Yes, my comment is also biased and touchscreens might takeoff in laptops someday, but you can’t stop wondering how Microsoft spent that entire $1.5bn W8 launch budget.
Geeks are atypical. Generally, people are very bad at gauging such stuff by themselves (for example http://plan9.bell-labs.com/wiki/plan9/Mouse_vs._keyboard/index.html or how some people swore by trackpoints – but actual research shows them to be inferior to touchpads: http://en.wikipedia.org/wiki/Pointing_stick#Comparison_with_touchpa… & http://cat.inist.fr/?aModele=afficheN&cpsidt=18522893 ).
And the news is not talking about large screens far away, but specifically laptops.
Edited 2012-12-07 21:31 UTC
I had my surface RT for only 3 days before I caught myself prodding the screen on my (non-touchscreen) laptop.
There’s some weird thing in my mind where if I see the new flat/coloured buttons I instinctively want to tap them with a finger.
I also bought a Logitech T650 touchpad to use with my home PC, but for some reason; while I automatically handle mouse or direct-touch fine. Indirect touch for windows gestures just doesn’t come naturally at all.
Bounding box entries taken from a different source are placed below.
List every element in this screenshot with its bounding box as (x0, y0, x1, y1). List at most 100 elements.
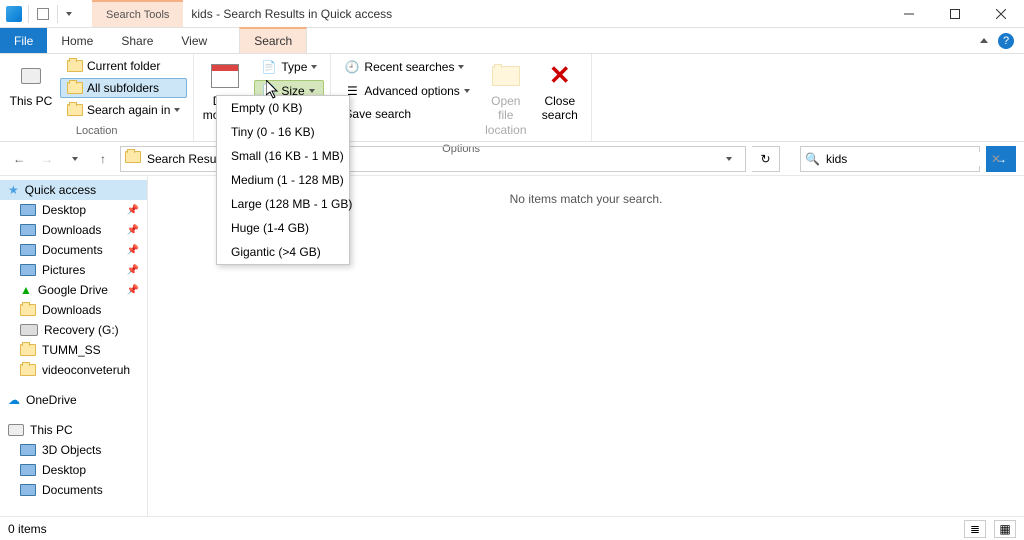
size-filter-menu: Empty (0 KB) Tiny (0 - 16 KB) Small (16 … (216, 95, 350, 265)
close-button[interactable] (978, 0, 1024, 28)
close-search-button[interactable]: ✕ Close search (535, 56, 585, 127)
search-icon: 🔍 (805, 152, 820, 166)
nav-this-pc[interactable]: This PC (0, 420, 147, 440)
documents-icon (20, 244, 36, 256)
icons-view-button[interactable]: ▦ (994, 520, 1016, 538)
downloads-icon (20, 224, 36, 236)
nav-item-recovery[interactable]: Recovery (G:) (0, 320, 147, 340)
nav-item-documents[interactable]: Documents📌 (0, 240, 147, 260)
status-bar: 0 items ≣ ▦ (0, 516, 1024, 540)
ribbon-group-location: This PC Current folder All subfolders Se… (0, 54, 194, 141)
this-pc-button[interactable]: This PC (6, 56, 56, 112)
star-icon: ★ (8, 183, 19, 197)
pin-icon: 📌 (127, 245, 139, 256)
search-input[interactable] (826, 152, 981, 166)
recent-searches-button[interactable]: 🕘Recent searches (337, 56, 476, 78)
size-option-huge[interactable]: Huge (1-4 GB) (217, 216, 349, 240)
nav-onedrive[interactable]: ☁OneDrive (0, 390, 147, 410)
nav-item-video[interactable]: videoconveteruh (0, 360, 147, 380)
size-option-empty[interactable]: Empty (0 KB) (217, 96, 349, 120)
forward-button: → (36, 148, 58, 170)
folder-icon (125, 151, 141, 167)
ribbon-tabs: File Home Share View Search ? (0, 28, 1024, 54)
document-icon: 📄 (261, 59, 277, 75)
nav-quick-access[interactable]: ★Quick access (0, 180, 147, 200)
folder-icon (20, 444, 36, 456)
nav-item-documents2[interactable]: Documents (0, 480, 147, 500)
save-search-button[interactable]: Save search (337, 104, 476, 124)
nav-item-downloads2[interactable]: Downloads (0, 300, 147, 320)
nav-item-3d[interactable]: 3D Objects (0, 440, 147, 460)
help-icon[interactable]: ? (998, 33, 1014, 49)
size-option-medium[interactable]: Medium (1 - 128 MB) (217, 168, 349, 192)
tab-search[interactable]: Search (239, 27, 307, 53)
search-box[interactable]: 🔍 ✕ (800, 146, 980, 172)
recent-locations-button[interactable] (64, 148, 86, 170)
nav-item-gdrive[interactable]: ▲Google Drive📌 (0, 280, 147, 300)
refresh-button[interactable]: ↻ (752, 146, 780, 172)
close-x-icon: ✕ (544, 60, 576, 92)
nav-item-desktop[interactable]: Desktop📌 (0, 200, 147, 220)
folder-icon (20, 304, 36, 316)
calendar-icon (209, 60, 241, 92)
size-option-tiny[interactable]: Tiny (0 - 16 KB) (217, 120, 349, 144)
quick-access-toolbar (0, 0, 92, 27)
pin-icon: 📌 (127, 265, 139, 276)
tab-home[interactable]: Home (47, 28, 107, 53)
search-again-in-button[interactable]: Search again in (60, 100, 187, 120)
size-option-gigantic[interactable]: Gigantic (>4 GB) (217, 240, 349, 264)
type-button[interactable]: 📄Type (254, 56, 324, 78)
folder-icon (67, 82, 83, 94)
pc-icon (8, 424, 24, 436)
history-icon: 🕘 (344, 59, 360, 75)
tab-file[interactable]: File (0, 28, 47, 53)
tab-view[interactable]: View (167, 28, 221, 53)
nav-item-tumm[interactable]: TUMM_SS (0, 340, 147, 360)
address-bar-row: ← → ↑ Search Results in Quick access ↻ 🔍… (0, 142, 1024, 176)
pictures-icon (20, 264, 36, 276)
folder-icon (67, 104, 83, 116)
size-option-large[interactable]: Large (128 MB - 1 GB) (217, 192, 349, 216)
documents-icon (20, 484, 36, 496)
app-icon (6, 6, 22, 22)
title-bar: Search Tools kids - Search Results in Qu… (0, 0, 1024, 28)
pin-icon: 📌 (127, 225, 139, 236)
drive-icon (20, 324, 38, 336)
nav-item-downloads[interactable]: Downloads📌 (0, 220, 147, 240)
contextual-tab-header: Search Tools (92, 0, 183, 27)
nav-item-desktop2[interactable]: Desktop (0, 460, 147, 480)
size-option-small[interactable]: Small (16 KB - 1 MB) (217, 144, 349, 168)
collapse-ribbon-icon[interactable] (980, 38, 988, 43)
desktop-icon (20, 464, 36, 476)
pin-icon: 📌 (127, 285, 139, 296)
window-title: kids - Search Results in Quick access (183, 7, 400, 21)
address-bar[interactable]: Search Results in Quick access (120, 146, 746, 172)
qat-customize[interactable] (64, 9, 74, 19)
folder-open-icon (490, 60, 522, 92)
pin-icon: 📌 (127, 205, 139, 216)
item-count: 0 items (8, 522, 47, 536)
minimize-button[interactable] (886, 0, 932, 28)
folder-icon (67, 60, 83, 72)
open-file-location-button: Open file location (481, 56, 531, 141)
nav-item-pictures[interactable]: Pictures📌 (0, 260, 147, 280)
desktop-icon (20, 204, 36, 216)
empty-message: No items match your search. (510, 192, 663, 206)
ribbon: This PC Current folder All subfolders Se… (0, 54, 1024, 142)
folder-icon (20, 364, 36, 376)
maximize-button[interactable] (932, 0, 978, 28)
current-folder-button[interactable]: Current folder (60, 56, 187, 76)
all-subfolders-button[interactable]: All subfolders (60, 78, 187, 98)
navigation-pane[interactable]: ★Quick access Desktop📌 Downloads📌 Docume… (0, 176, 148, 516)
pc-icon (15, 60, 47, 92)
advanced-options-button[interactable]: ☰Advanced options (337, 80, 476, 102)
qat-btn-1[interactable] (35, 6, 51, 22)
tab-share[interactable]: Share (107, 28, 167, 53)
ribbon-group-options: 🕘Recent searches ☰Advanced options Save … (331, 54, 591, 141)
details-view-button[interactable]: ≣ (964, 520, 986, 538)
back-button[interactable]: ← (8, 148, 30, 170)
clear-search-icon[interactable]: ✕ (987, 152, 1005, 166)
gdrive-icon: ▲ (20, 283, 32, 297)
up-button[interactable]: ↑ (92, 148, 114, 170)
address-dropdown-icon[interactable] (717, 157, 741, 161)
As someone who uses VST (virtual instrument) apps with lots of knobs and sliders that are a ROYAL pain in the ass to use with a mouse, I welcome touch screens on the desktop. Sure, I realize it’s a niche use, but if Windows 8 helps touch screens rise in popularity, I’m not going to complain
Maybe that’s partly a niche case because it’s so awkward – touchscreens might help popularity (also photo or video editing, when it would similarly become much more comfortable on largish touchscreens)
Touchscreens make sense in some cases and not in others. Keyboard/mouse makes sense in some cases and not in others. There’s certainly room for both but if the idea is for touchscreens to replace keyboard/mouse, that would be a mistake of epic proportions.